Let's forget about the visual appearance of the vernacular web and think about how it worked. What were the principles of its growth? The obvious answer is links. A lot of links. Links on every page.
Ten years ago every web site had a section of external links because people felt it was their personal responsibility to configure the environment and build the infrastructure. The many-to-many principle showed itself in linking strategies as well. A site was not complete without links to other sites.
On some pages links were gates to additional information, on others to unrelated information. The way you looked for information was time consuming but rewarding. By following the links you could find much more than you were looking for.

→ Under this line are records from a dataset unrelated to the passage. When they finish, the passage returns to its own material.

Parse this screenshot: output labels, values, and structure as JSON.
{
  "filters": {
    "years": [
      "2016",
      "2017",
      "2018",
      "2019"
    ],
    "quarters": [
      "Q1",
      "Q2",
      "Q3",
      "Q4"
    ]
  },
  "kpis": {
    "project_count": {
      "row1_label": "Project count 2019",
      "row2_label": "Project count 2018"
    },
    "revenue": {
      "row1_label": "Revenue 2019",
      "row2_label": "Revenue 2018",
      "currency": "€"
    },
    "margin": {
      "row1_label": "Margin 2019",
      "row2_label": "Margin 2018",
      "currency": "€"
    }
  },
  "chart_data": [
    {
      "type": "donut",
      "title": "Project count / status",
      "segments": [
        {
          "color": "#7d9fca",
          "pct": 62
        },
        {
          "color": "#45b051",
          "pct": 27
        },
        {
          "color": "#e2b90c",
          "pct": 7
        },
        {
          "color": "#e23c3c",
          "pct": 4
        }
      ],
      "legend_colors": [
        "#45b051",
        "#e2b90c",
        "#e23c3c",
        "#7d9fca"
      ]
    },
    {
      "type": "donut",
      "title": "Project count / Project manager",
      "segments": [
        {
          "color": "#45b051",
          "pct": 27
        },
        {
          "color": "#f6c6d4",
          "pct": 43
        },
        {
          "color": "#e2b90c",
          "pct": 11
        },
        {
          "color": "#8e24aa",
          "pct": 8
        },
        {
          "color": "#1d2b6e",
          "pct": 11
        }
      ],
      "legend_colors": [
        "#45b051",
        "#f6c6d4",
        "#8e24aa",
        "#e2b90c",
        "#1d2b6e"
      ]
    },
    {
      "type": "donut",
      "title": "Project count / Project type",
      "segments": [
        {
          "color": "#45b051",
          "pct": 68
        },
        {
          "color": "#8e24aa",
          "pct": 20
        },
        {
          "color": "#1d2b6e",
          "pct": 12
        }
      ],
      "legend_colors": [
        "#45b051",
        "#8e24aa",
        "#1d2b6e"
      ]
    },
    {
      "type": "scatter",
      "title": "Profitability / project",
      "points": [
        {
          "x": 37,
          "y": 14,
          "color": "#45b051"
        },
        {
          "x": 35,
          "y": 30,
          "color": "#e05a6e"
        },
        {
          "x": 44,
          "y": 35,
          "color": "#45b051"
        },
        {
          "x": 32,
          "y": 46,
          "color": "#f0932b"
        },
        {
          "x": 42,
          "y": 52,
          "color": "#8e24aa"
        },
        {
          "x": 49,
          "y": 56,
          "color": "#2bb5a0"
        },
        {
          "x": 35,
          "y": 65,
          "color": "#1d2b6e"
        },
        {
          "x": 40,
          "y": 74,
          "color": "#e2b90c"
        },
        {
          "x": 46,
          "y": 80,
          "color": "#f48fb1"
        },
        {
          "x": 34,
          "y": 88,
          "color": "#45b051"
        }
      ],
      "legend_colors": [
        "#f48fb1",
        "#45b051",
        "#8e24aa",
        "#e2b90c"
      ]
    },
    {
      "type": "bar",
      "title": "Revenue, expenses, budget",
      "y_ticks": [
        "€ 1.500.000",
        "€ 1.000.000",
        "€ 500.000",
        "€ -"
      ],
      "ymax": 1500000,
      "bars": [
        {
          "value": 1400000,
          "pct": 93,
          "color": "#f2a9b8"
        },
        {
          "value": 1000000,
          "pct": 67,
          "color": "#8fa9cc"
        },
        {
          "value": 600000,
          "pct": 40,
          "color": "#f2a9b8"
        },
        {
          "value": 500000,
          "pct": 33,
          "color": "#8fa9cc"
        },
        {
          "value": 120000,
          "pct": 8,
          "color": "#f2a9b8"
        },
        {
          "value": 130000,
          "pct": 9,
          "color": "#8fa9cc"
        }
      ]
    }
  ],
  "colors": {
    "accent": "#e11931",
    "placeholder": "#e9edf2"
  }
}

The vernacular web was fascinated by the power of links and often ran to extremes. Sites composed of lists of links, long pages of unclassified and annotated links, webrings or published bookmarks.html files from the Netscape browser.
Since the late 90's linking wasn't that hip any more. Search engines, portals and catalogues took over the linking responsibilities making searches faster and less surprising. In the quest for order and hierarchy the web changed completely. Sites with no external links at all became the norm and now constitute the facade of the mainstream web. Users jump back and forth between search engines.
Links -- the once typical means of conveyance -- have lost their infrastructural importance.
In todays web blogs compensate for over precise search engines by delivering a constant stream of surprise links. It's an interesting evolutionary paradox when you remember that old-school link collections were created to compensate, through human intervention, for the rough search engine results. In the end both cures delivered the same: a link to an address new to the user; an unknown topic, a surprise, an action, a deep web.